Alexander first conducted a master class for fans, and at the request of the public he demonstrated the trick he performed at the All Star game in Montreal where he picked up the puck on the shaft of his stick. He also showed off the "puck between the skates" feint invented by Firsov. And if somebody had asked him to demonstrate his well-known behind-the head goal he made against Phoenix, a highly animated t-shirt clad Alexander would have immediately raced out on the ice and roared down the rink, but it was now time to start the official part of the ceremony.
The Gillette company made a charitable contribution in the amount of 1,000,000 rubles (for verification, the amount was also spelled out on the check) for the development of youth hockey. Ovechkin presented this check to the director of the Dynamo school, Mikhail Titov. In place of the standard autograph on the check, Sasha boldly wrote out "Thanks for everything! From Ovi".
"How could it be otherwise?" asked Ovechkin surprisingly at the start of our interview. "This is my alma mater. I grew up in Dynamo. This is where I was pointed down the true course. If you have the opportunity, you have to help."
When you were young did famous players give you any equipment?
"Oh yeah, during the Spartak Cup I was given Zhamnov's stick.
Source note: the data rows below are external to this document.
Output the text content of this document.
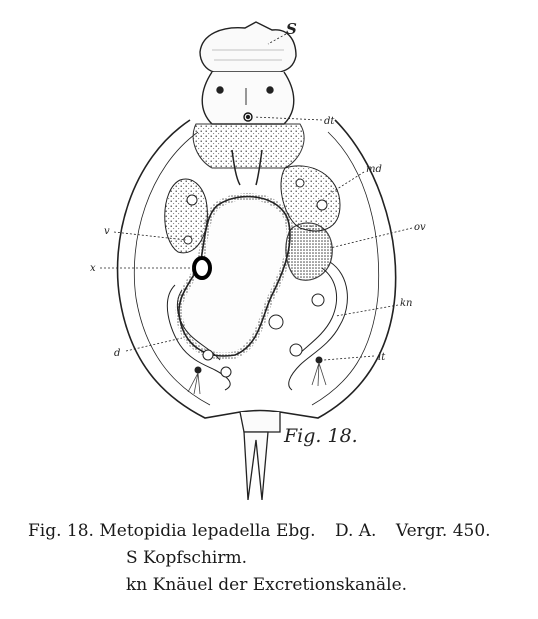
S
dt
md
v	ov
x
kn
d	lt
Fig. 18.
Fig. 18. Metopidia lepadella Ebg. D. A. Vergr. 450.
S Kopfschirm.
kn Knäuel der Excretionskanäle.
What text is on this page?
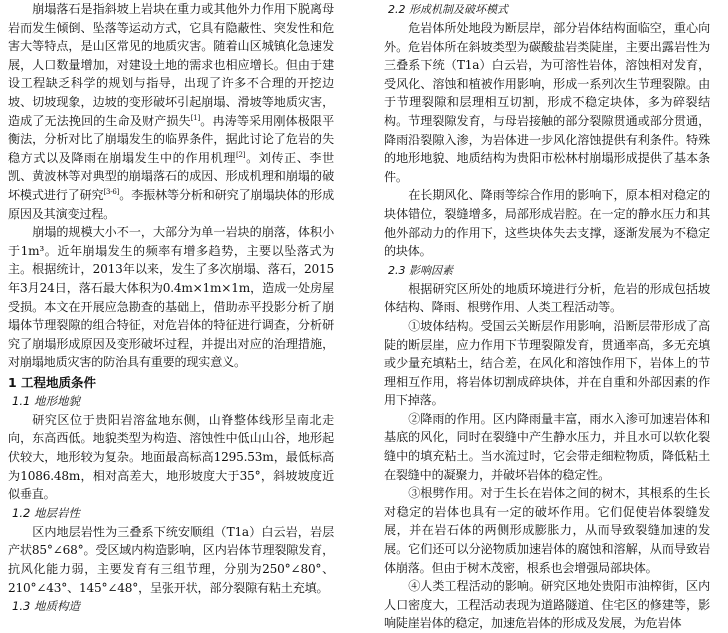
崩塌落石是指斜坡上岩块在重力或其他外力作用下脱离母岩而发生倾倒、坠落等运动方式，它具有隐蔽性、突发性和危害大等特点，是山区常见的地质灾害。随着山区城镇化急速发展，人口数量增加，对建设土地的需求也相应增长。但由于建设工程缺乏科学的规划与指导，出现了许多不合理的开挖边坡、切坡现象，边坡的变形破坏引起崩塌、滑坡等地质灾害，造成了无法挽回的生命及财产损失[1]。冉涛等采用刚体极限平衡法，分析对比了崩塌发生的临界条件，据此讨论了危岩的失稳方式以及降雨在崩塌发生中的作用机理[2]。刘传正、李世凯、黄波林等对典型的崩塌落石的成因、形成机理和崩塌的破坏模式进行了研究[3-6]。李振林等分析和研究了崩塌块体的形成原因及其演变过程。

崩塌的规模大小不一，大部分为单一岩块的崩落，体积小于1m³。近年崩塌发生的频率有增多趋势，主要以坠落式为主。根据统计，2013年以来，发生了多次崩塌、落石，2015年3月24日，落石最大体积为0.4m×1m×1m，造成一处房屋受损。本文在开展应急勘查的基础上，借助赤平投影分析了崩塌体节理裂隙的组合特征，对危岩体的特征进行调查，分析研究了崩塌形成原因及变形破坏过程，并提出对应的治理措施，对崩塌地质灾害的防治具有重要的现实意义。

1 工程地质条件
1.1 地形地貌

研究区位于贵阳岩溶盆地东侧，山脊整体线形呈南北走向，东高西低。地貌类型为构造、溶蚀性中低山山谷，地形起伏较大，地形较为复杂。地面最高标高1295.53m，最低标高为1086.48m，相对高差大，地形坡度大于35°，斜坡坡度近似垂直。

1.2 地层岩性

区内地层岩性为三叠系下统安顺组（T1a）白云岩，岩层产状85°∠68°。受区域内构造影响，区内岩体节理裂隙发育，抗风化能力弱，主要发育有三组节理，分别为250°∠80°、210°∠43°、145°∠48°，呈张开状，部分裂隙有粘土充填。

1.3 地质构造
2.2 形成机制及破坏模式

危岩体所处地段为断层岸，部分岩体结构面临空，重心向外。危岩体所在斜坡类型为碳酸盐岩类陡崖，主要出露岩性为三叠系下统（T1a）白云岩，为可溶性岩体，溶蚀相对发育，受风化、溶蚀和植被作用影响，形成一系列次生节理裂隙。由于节理裂隙和层理相互切割，形成不稳定块体，多为碎裂结构。节理裂隙发育，与母岩接触的部分裂隙贯通或部分贯通，降雨沿裂隙入渗，为岩体进一步风化溶蚀提供有利条件。特殊的地形地貌、地质结构为贵阳市松林村崩塌形成提供了基本条件。

在长期风化、降雨等综合作用的影响下，原本相对稳定的块体错位，裂缝增多，局部形成岩腔。在一定的静水压力和其他外部动力的作用下，这些块体失去支撑，逐渐发展为不稳定的块体。

2.3 影响因素

根据研究区所处的地质环境进行分析，危岩的形成包括坡体结构、降雨、根劈作用、人类工程活动等。

①坡体结构。受国云关断层作用影响，沿断层带形成了高陡的断层崖，应力作用下节理裂隙发育，贯通率高，多无充填或少量充填粘土，结合差，在风化和溶蚀作用下，岩体上的节理相互作用，将岩体切割成碎块体，并在自重和外部因素的作用下掉落。

②降雨的作用。区内降雨量丰富，雨水入渗可加速岩体和基底的风化，同时在裂缝中产生静水压力，并且水可以软化裂缝中的填充粘土。当水流过时，它会带走细粒物质，降低粘土在裂缝中的凝聚力，并破坏岩体的稳定性。

③根劈作用。对于生长在岩体之间的树木，其根系的生长对稳定的岩体也具有一定的破坏作用。它们促使岩体裂缝发展，并在岩石体的两侧形成膨胀力，从而导致裂缝加速的发展。它们还可以分泌物质加速岩体的腐蚀和溶解，从而导致岩体崩落。但由于树木茂密，根系也会增强局部块体。

④人类工程活动的影响。研究区地处贵阳市油榨街，区内人口密度大，工程活动表现为道路隧道、住宅区的修建等，影响陡崖岩体的稳定，加速危岩体的形成及发展，为危岩体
Another time Larionov gave me a stick. That was a long time ago but I still remember it. And now I understand just how much it means for the young kids when stars of the game give them gifts."
An interesting picture has been making the rounds on the internet, of a young Ovechkin in a Buffalo jacket. Where did you get it?
"Oh man, that is an old photograph! It seems it is from Croatia, or some other country. My dad bought me the jacket for two hundred dollars. Why Buffalo? I just liked the emblem."
Does the NHL do any charitable events?
"Of course. For example the league sets aside bonuses for individual prizes-five digit sums in dollars. I have that money sent to my native club."
Three-time Olympic champion and Dynamo Vice President Vitaly Davidov recently said "Anymore it is not worth it to prepare hockey player such as Sasha Ovechkin. It turns out that we aren't raising them for us, but for our Uncle overseas. We'd be better off training mid-level players who would go play for our teams and not the NHL". Do you agree with this?
"Of course not. If there are talented guys you need to guide them and develop them. They don't have to become another Ovechkin, Malkin or Kovalchuk. They need to be themselves."
"And if we focus on the mid level types... "Why bother educating players? Let's just throw them in the furnace and be done with them".. We won't get very far that way. Russian hockey will quickly start to go downhill."
A few years ago you said in an interview with Sovetsky Sport that "More than anyone else, Bilyaletdinov had the most influence on me. When he came to Dynamo he took me in like a puppy dog and started to teach me. Thanks to Zinetula Khaidarovich I became the man I am now. When Krikunov came to Dynamo, I was already playing really well." Can you tell us a little more about that?
"When the coach believes in you and sees potential, he does everything so that the player develops. He didn't raise middling players. My first master-level mentor was Vladimir Semenov, and then for some time I worked with Andrei Pyatanov, and then Bilyaletdinov."
‘He believed in me. He really built up my spirit. At that time I was 17 years old...Even after practice had finished. He told me what I needed to do. He stood at the boards watching me at work, and if I didn't do something quite right Bilyaletdinov would come out and correct me."
"Zinetula Khaidarovich gave me confidence and taught me the necessary skills. The little hockey things that make up a game."
"In 2007 he took me to the World Cup. I was there for only two games, against Slovakia and three or four shifts in the quarterfinals against America. But imagine this small-time boy coming in and immediately going in to the locker room with the stars. And the opposing team had some big guys playing for them. It was a priceless experience!"
What is your reaction to the news that Bilyaletdinov might take the helm of Team Russia?
"I don't want to talk about that right now. When the selection has been made, then we can talk."
And what words do you have for former head coach Vyacheslav Bykov, who has been sidelined? Many players are keeping silent..."
"We won our first gold medal at the World Championship for the first time in 15 years with Bykov. No hockey player will say a bad word about him. Thank you very much for all you've done, Bykov!"